On apprend à s’aimer ?

« Envers soi-même, on n’est jamais que très aimable ou très grossier. » Sacher-Masoch*, maître du fouet et de la punchline. Moderne malgré lui, il met en lumière un mal qui court au 21e siècle : l’intransigeance dont nous faisons preuve envers nous-même. Stop aux claques et accordons-nous un peu d’indulgence, octroyons-nous de la compassion.

Relativisons un peu… beaucoup !

L’exigence avec soi-même, une tare ? Pas forcément : nous avons tous un potentiel souvent inexploité, qu’il n’appartient qu’à nous de faire fructifier via les efforts adéquats. Tout dépend de notre capacité à ajuster cette exigence à nos ambitions et à nos capacités. Autrement dit, si vous avez le sentiment de porter le poids du monde à longueur de journées, tout en culpabilisant sans relâche de ne pas suffisamment bien faire, vigilance : c’est le signal d’une dissonance qui devrait vous alerter et vous engager à faire une pause pour faire le point et vous remettre en phase avec le monde réel.

Car il faut remettre les choses dans leur contexte : nous sommes des mammifères issus de nos lointains cousins unicellulaires procaryotes* il y a presque 4 milliards d’années, évoluant sur une grosse boule filant à plus de 100 000 km/h autour du Soleil, au sein d’une galaxie qui héberge plus de 200 milliards d’étoiles comme la nôtre. Personne ne vous a fourni le mode d’emploi, et vous faites du mieux que vous pouvez sur un grain de poussière lancé dans une course folle au milieu du vide intersidéral. Prenez trente secondes pour vous faire un tableau de la situation. Alors, on a le vertige ?

En clair, vous méritez bien un peu de compassion envers vous-mêmes, parce que c’est l’attitude la plus réaliste à adopter une fois que vous prenez réellement conscience de votre environnement et votre place dans le monde.

La biochimie de l’auto-compassion

Commençons par une bonne nouvelle : notre corps est déjà câblé pour l’auto-compassion.
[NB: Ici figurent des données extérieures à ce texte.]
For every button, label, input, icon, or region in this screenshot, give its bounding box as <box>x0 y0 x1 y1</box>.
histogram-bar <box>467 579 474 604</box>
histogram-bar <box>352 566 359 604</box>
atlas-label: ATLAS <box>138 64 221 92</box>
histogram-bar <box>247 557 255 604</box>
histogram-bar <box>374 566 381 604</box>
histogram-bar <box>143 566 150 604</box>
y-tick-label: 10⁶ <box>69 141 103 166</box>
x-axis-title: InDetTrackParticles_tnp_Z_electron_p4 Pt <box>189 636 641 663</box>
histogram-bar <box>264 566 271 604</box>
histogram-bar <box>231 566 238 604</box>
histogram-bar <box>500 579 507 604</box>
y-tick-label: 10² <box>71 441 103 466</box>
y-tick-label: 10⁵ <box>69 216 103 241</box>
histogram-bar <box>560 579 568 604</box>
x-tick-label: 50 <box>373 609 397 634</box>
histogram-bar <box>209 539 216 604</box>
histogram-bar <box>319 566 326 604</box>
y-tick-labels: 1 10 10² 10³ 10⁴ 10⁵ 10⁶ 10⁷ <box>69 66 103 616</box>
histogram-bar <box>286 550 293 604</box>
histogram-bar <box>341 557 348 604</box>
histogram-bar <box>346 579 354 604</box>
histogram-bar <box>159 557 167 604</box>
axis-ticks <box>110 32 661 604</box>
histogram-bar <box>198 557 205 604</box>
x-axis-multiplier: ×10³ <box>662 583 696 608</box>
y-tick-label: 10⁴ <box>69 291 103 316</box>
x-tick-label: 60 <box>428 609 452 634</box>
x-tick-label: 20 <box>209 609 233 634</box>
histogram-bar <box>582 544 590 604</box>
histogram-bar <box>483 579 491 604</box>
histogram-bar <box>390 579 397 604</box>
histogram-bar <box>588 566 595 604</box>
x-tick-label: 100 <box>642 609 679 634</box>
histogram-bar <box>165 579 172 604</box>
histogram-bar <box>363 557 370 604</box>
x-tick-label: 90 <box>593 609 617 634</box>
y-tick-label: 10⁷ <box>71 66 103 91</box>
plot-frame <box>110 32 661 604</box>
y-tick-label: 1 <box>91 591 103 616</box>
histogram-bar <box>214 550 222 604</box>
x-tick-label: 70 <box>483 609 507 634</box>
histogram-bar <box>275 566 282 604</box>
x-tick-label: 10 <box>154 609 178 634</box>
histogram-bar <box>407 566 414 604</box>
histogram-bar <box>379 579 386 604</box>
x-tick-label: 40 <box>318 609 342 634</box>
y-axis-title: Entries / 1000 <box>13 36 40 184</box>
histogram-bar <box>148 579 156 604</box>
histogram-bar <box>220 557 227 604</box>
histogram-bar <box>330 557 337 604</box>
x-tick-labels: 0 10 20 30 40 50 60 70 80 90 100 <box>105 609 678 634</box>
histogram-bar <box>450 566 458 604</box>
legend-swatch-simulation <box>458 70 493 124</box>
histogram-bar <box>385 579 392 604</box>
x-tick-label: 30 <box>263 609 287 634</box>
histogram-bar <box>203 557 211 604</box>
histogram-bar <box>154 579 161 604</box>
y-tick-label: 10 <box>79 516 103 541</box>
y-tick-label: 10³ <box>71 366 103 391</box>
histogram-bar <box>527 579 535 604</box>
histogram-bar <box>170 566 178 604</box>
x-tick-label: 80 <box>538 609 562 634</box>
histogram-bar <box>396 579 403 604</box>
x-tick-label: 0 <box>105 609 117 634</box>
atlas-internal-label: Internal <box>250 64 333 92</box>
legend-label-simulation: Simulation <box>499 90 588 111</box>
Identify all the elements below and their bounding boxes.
La nature est bien faite, et nous disposons de toute une gamme d’agents chimiques et hormonaux pour nous soutenir dans ce réalignement avec nous-mêmes, telles qu’en témoignent la présence de deux molécules particulièrement à l’œuvre dans le cerveau : l’ocytocine et la dopamine, dont les circuits chimiques sont si archaïquement ancrés dans nos structures que nous les partageons à l’identique avec d’autres espèces aussi éloignées que le homard !

L’ocytocine, c’est cette substance que nous produisons quand nous serrons quelqu’un très fort dans nos bras. Au bout de quelques secondes à ce régime, une vague de douceur et d’empathie nous envahit, et nous nous retrouvons d’une certaine façon connectée à l’autre. Ainsi, le soin et la tendresse accordée à autrui s’accompagne d’une libération d’ocytocine qui favorisera la compassion. Cette réaction chimique est valable quand on accorde de l’attention à un proche, un enfant ou un ami ; alors pourquoi pas à soi-même ? Il est temps de se considérer comme un être qui vous est cher, dont vous êtes responsables, et pour lequel vous souhaitez le meilleur.
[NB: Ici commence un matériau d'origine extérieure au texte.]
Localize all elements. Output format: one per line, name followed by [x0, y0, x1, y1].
La dopamine, quant à elle, active les circuits de la récompense et de la motivation, et nous pousse à nous dépasser. D’une manière plus fondamentale encore, elle est intimement liée au sentiment d’être sur la bonne voie, de trouver du sens à ce que nous faisons. La dopamine rend aussi plus compatissant et équitable envers les autres, preuve s’il en est que même au niveau biologique, compassion, motivation et sentiment d’être à sa place s’articulent en étroite collaboration.

C’est bien beau tout ça, mais… on commence par quoi ?
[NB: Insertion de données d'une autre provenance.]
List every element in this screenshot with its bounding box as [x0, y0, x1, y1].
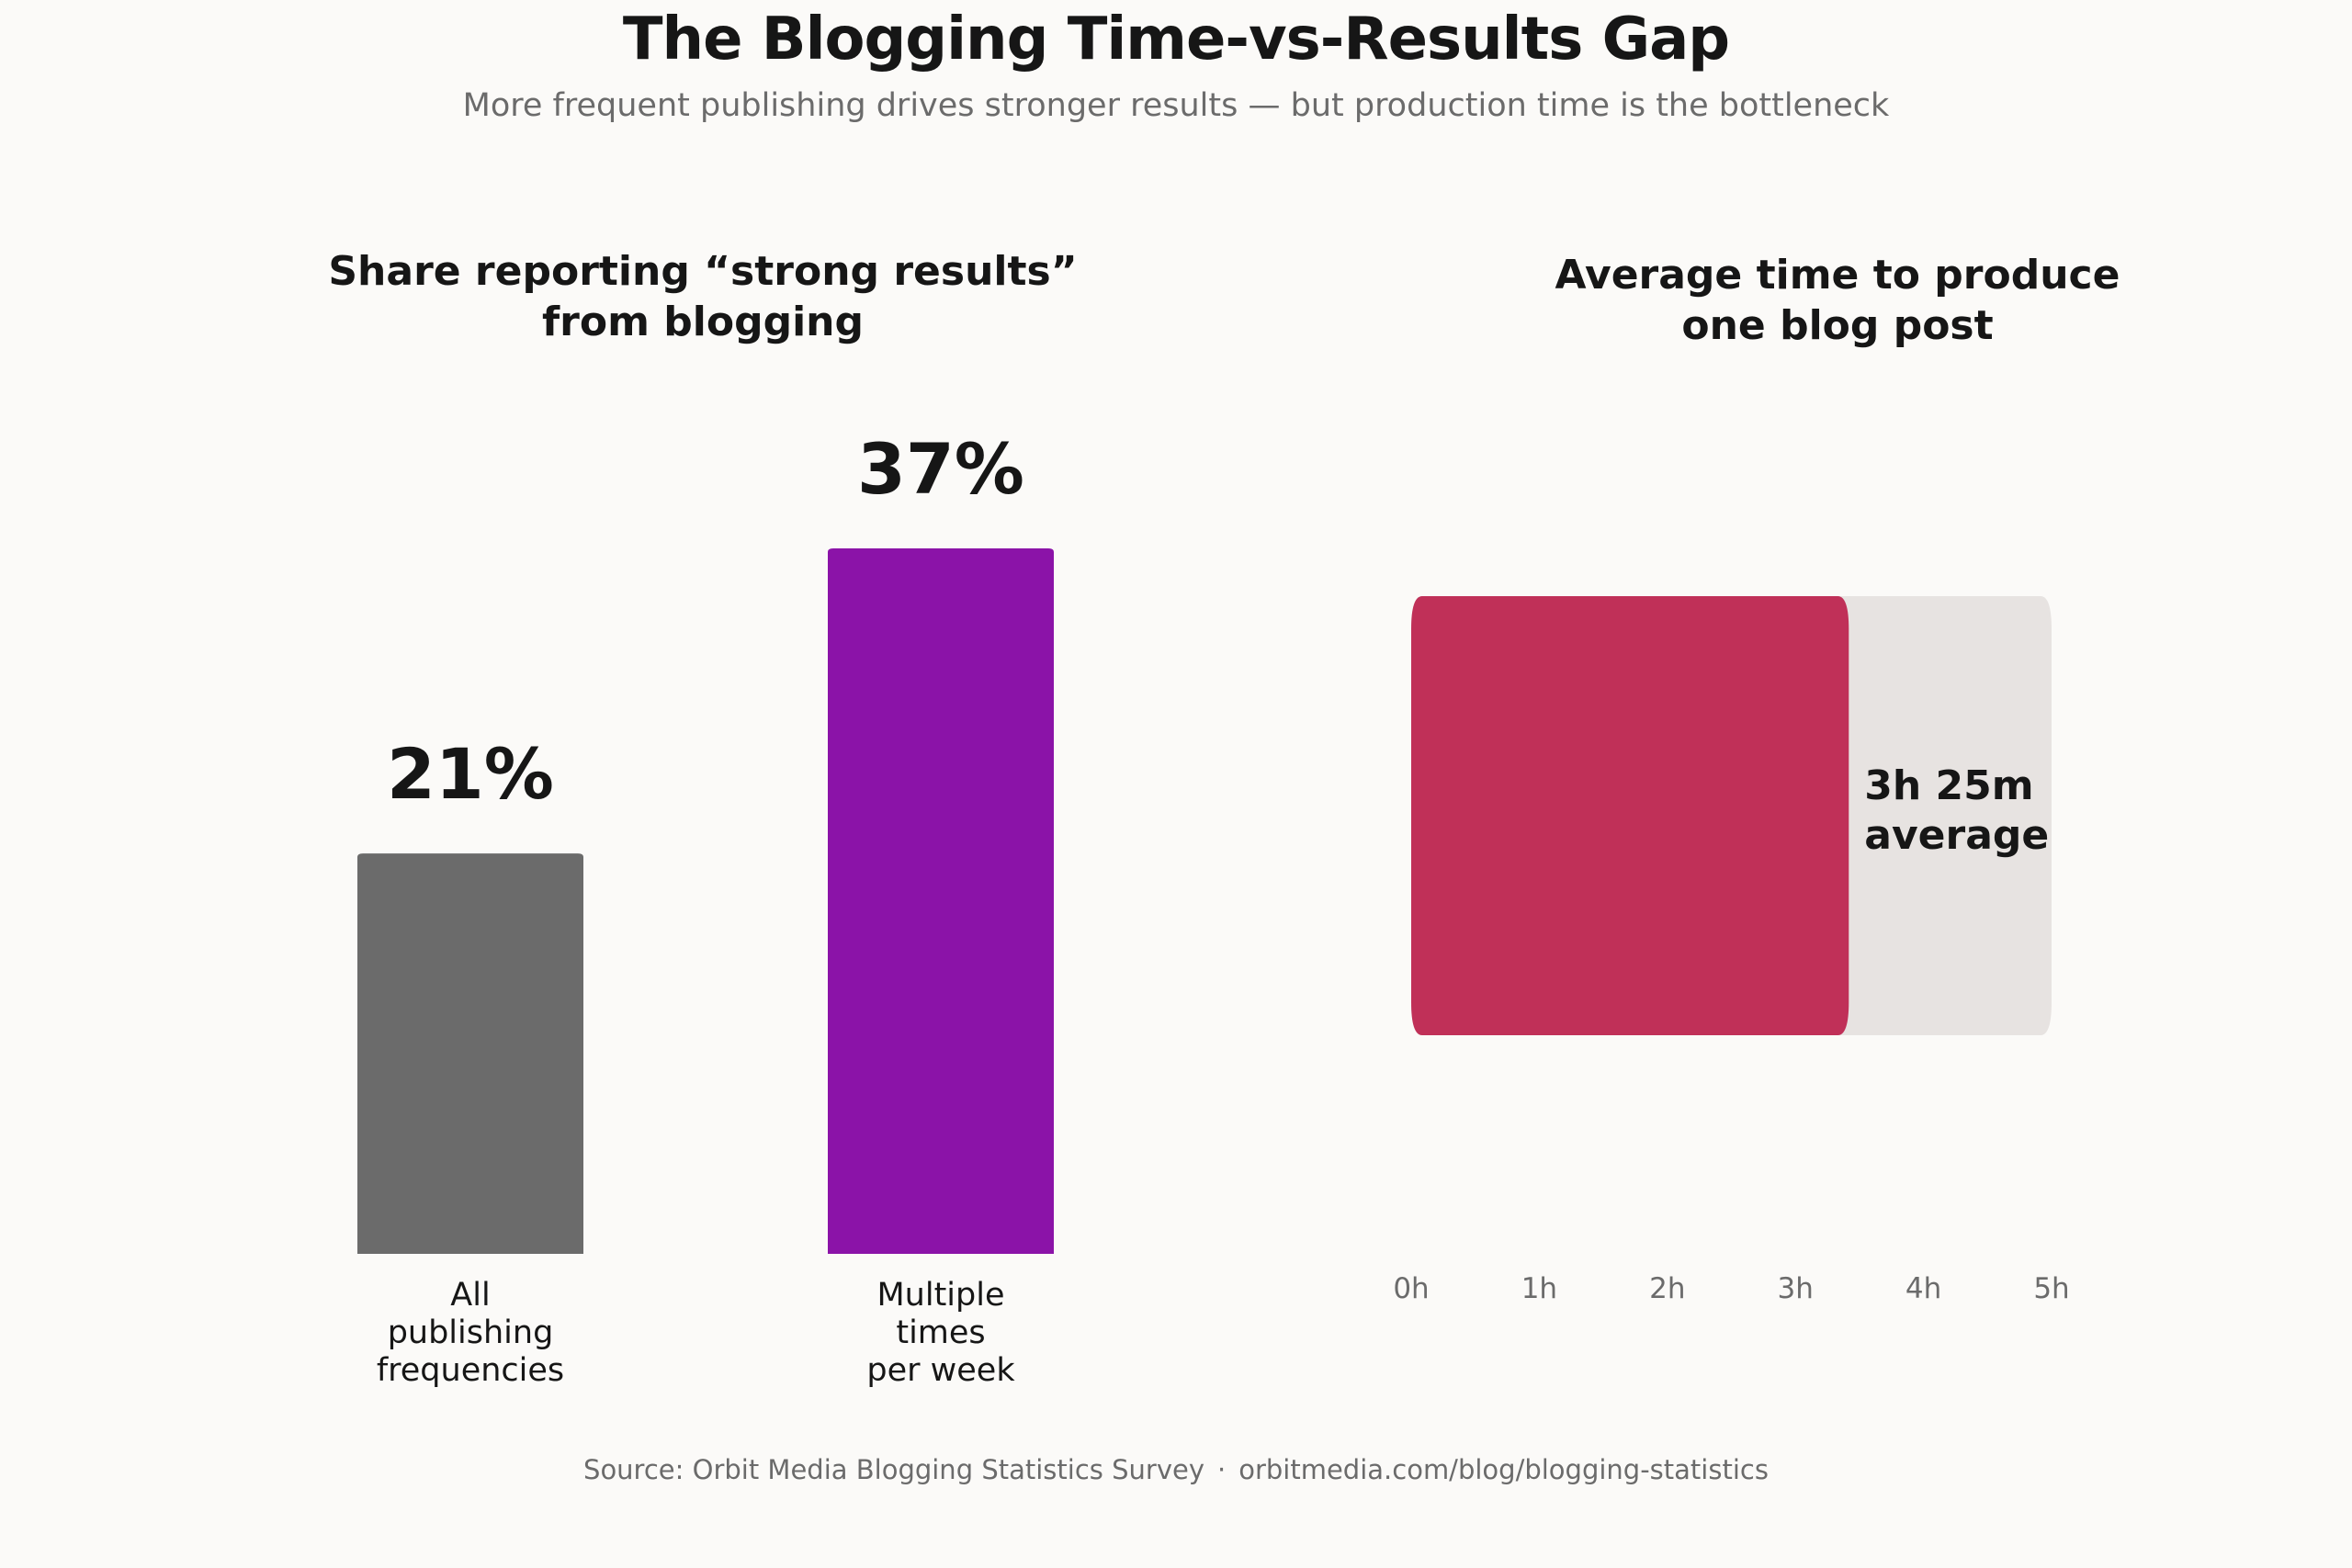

Kristin Neff est professeur de psychologie à Austin (Texas). Dans son livre S’aimer, Neff propose 8 exercices que vous pouvez également retrouver sur son site Internet (disponible uniquement en anglais). Belle en a retenu trois.

Exercice 1 : se traiter comme un ami

La psychologue propose d’écrire deux lettres ici. La première pour un ami dans le besoin, qui a besoin de votre empathie. La seconde est pour vous, en vous remémorant une situation difficile que vous avez vécue. Souvent, la compassion dont vous savez faire preuve pour un proche s’efface quand la situation vous concerne. La pratique de cet exercice s’inscrit dans l’idée qu’il est logique de se traiter soi-même comme on traiterait un ami.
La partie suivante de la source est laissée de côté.